County staffers are beginning negotiations with a contractor to attempt to whittle down the price of a proposed public safety facility on Goshen Road.

The lowest bid for the building came in at $1.66 million from Lavender Construction, about $300,000 over county estimates.

The building, at 9,614 square feet, will have living quarters to accommodate 24-hour fire department, EMS and sheriff’s office personnel. The lot, county project manager Adam Kobek explained, is narrow and also has a well on-site, limiting what could be done with a proposed building. It is also designed to last for at least 50 years.

When county staff performed the initial cost estimate in 2010, Kobek said, it was not based on a two-story building with living quarters and not based on it being an essential facility.

“When you have living quarters over an apparatus bay with exhaust fumes, fire suppression, flooring, all those things add to it exponentially,” he said.

The cost of utilities relocation, wiring for computers and impact fees, approximately $55,000 total, are not included in the low bidder’s price as those will be county-handled services, Kobek said.

“The building code requires the facility be considered as an essential facility, which increases the structural design criteria,” he said.

The county also asked for a brick façade so the building would fit in with the adjacent commercial buildings, such as the Walker Building, on Highway 21 and Goshen Road.

“There are minor things we could do,” Kobek said. “I don’t think we’re going to get the project in $1.35 million.”

Eleven companies responded to the request for qualifications and requests for proposals. Seven companies submitted bids but one firm was disqualified for failure to provide mandatory bid bond and another was disqualified for failure to attend mandatory pre-proposal meeting. The highest bid came in at $1.855 million.

Among the options for the county commissioners to consider were to enter into negotiations with Lavender, discuss alternative plan designs — such as not making a 50-plus-year design, eliminating bedrooms and not make it a 24-hour fire station — and stop the process altogether.
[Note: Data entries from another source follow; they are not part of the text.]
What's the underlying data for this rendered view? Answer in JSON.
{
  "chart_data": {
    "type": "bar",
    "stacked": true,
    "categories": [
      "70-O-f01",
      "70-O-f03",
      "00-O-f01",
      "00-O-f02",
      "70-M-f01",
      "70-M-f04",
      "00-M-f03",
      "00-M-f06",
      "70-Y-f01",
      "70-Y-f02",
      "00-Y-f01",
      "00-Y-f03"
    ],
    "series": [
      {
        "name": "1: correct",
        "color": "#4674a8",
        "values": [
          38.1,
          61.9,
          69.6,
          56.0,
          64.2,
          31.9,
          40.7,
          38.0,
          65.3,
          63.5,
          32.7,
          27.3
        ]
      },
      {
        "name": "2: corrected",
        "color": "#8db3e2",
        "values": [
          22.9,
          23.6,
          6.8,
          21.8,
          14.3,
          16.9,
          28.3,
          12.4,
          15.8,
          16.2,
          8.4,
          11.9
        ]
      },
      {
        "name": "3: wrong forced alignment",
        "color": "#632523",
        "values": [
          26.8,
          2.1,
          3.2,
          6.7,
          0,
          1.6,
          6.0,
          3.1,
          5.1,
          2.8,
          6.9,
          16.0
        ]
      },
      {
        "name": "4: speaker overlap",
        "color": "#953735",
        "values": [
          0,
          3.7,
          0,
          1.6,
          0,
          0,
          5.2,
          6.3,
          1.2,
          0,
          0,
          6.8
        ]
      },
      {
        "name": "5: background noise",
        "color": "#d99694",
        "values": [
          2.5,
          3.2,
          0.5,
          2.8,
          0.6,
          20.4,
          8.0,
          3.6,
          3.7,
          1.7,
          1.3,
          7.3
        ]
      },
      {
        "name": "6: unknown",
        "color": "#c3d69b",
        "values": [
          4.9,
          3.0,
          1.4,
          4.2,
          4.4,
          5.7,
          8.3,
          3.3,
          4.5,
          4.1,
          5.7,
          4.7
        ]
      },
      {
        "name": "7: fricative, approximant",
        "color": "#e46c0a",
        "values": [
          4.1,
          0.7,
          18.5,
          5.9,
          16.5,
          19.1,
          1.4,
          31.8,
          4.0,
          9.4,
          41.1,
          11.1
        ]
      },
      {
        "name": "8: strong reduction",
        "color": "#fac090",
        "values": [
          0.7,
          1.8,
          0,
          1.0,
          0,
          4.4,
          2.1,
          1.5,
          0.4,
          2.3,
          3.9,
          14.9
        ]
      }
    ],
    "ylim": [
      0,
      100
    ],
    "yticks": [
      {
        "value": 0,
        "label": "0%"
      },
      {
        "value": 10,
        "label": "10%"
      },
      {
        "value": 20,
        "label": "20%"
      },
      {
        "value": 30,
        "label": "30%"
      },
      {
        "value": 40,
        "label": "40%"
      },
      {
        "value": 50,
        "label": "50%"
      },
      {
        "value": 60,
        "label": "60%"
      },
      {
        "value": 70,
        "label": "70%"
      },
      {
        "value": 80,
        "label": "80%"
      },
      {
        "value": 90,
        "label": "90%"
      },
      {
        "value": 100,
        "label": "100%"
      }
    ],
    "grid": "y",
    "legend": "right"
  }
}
The fire station proposed for the Goshen Road public safety facility is scheduled to be operated by Rincon Fire Department.

“I think we need to put the 50-year-plus building back in there somewhere and we need to find the money somewhere to finish it,” Commissioner Reggie Loper said.

The county can put another $106,000 in impact fees toward the building, since it can be used as a south precinct for the sheriff’s office. Not including the sheriff’s office substation there also would eliminate the $106,000 in impact fees that could be directed toward the building.

Loper also asked how much it would cost to re-design the building, but having to do that may drive the price higher still.

“If you build the building, you’re going to add money and if you re-design, you’re probably going to add a little bit of money,” Kobek said.

The building will not lead to an increase in the amount of personnel. The EMS station near Rincon  Elementary School is slated to move to the Goshen Road public safety facility and no sheriff’s deputies will be added to man the substation there.

“From the sheriff’s standpoint, it serves as a substation, which should help save on fuel and trips back to Springfield,” said County Administrator David Crawley.